要以米为单位工作,您需要将数据重新投影到平面本地 CRS(最好是对您的数据集等距离的 CRS)。
?raster::extract 参数“buffer”的文档指出
If the data are not projected (latitude/longitude), the unit should be meters. Otherwise it should be in map-units (typically also meters).
+proj=longlat +datum=WGS84明明是(?)latitude/longitude,还是用米吧
如下所示,取自 ?extract 中的示例(略有改动):
library(raster)
r <- raster(ncols=36, nrows=18, vals=1:(18*36))

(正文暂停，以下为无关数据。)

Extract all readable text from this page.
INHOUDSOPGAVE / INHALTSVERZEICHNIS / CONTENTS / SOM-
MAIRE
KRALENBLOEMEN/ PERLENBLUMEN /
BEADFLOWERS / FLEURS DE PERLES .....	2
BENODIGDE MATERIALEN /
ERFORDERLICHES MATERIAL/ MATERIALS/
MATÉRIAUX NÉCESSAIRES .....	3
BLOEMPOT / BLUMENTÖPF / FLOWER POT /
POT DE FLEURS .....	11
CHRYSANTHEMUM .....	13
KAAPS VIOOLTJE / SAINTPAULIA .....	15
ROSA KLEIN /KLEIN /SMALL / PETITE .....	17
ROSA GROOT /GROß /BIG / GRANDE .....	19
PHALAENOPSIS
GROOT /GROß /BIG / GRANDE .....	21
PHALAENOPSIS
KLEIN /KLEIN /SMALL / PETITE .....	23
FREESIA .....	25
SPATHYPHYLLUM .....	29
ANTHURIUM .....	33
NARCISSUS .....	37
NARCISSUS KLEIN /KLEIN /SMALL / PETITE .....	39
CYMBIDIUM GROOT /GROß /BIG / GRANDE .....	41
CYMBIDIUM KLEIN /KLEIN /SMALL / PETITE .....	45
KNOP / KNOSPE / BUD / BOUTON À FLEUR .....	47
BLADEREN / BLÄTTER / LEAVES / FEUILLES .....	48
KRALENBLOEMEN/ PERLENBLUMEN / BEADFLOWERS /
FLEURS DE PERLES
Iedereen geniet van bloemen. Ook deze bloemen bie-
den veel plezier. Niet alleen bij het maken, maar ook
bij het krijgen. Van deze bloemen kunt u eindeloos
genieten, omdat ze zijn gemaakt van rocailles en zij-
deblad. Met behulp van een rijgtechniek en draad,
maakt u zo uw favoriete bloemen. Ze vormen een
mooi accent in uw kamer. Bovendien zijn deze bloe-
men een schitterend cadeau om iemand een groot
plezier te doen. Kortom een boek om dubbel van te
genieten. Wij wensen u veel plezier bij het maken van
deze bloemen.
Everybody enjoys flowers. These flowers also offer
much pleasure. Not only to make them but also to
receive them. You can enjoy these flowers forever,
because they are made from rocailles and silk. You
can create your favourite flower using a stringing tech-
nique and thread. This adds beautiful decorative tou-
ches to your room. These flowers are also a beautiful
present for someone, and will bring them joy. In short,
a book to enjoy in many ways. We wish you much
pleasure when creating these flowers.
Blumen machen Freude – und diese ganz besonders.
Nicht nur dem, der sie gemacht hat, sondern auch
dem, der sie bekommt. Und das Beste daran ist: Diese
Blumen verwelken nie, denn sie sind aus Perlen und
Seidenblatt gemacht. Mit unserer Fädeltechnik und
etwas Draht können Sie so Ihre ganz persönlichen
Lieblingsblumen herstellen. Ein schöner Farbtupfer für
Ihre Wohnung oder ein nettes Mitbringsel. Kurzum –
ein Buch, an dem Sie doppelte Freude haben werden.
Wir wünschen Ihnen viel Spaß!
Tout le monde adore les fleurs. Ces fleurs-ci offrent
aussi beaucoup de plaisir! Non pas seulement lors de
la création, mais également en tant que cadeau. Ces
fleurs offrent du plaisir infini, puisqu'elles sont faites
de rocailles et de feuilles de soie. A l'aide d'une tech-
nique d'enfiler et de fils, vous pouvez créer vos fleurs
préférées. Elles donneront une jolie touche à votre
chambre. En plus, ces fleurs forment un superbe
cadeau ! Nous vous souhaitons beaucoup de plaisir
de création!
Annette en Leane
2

xy <- cbind(0, seq(20, 80, by=20))
xy
# [,1] [,2]
#[1,] 0 20
#[2,] 0 40
#[3,] 0 60
#[4,] 0 80
extract(r, xy, buffer=1000000)
#[[1]]
#[1] 234 235 270 271
#[[2]]
#[1] 162 163 198 199
#[[3]]
#[1] 89 90 91 92 126 127
#[[4]]
# [1] 13 14 15 16 17 18 19 20 21 22 23 24 51 52 53 54 55 56 57 58
如您所见,当您向极点移动时,您会获得越来越多的值(即缓冲区内的单元格)。这是预期的,因为纵向距离减小,大致与 cos(latitude).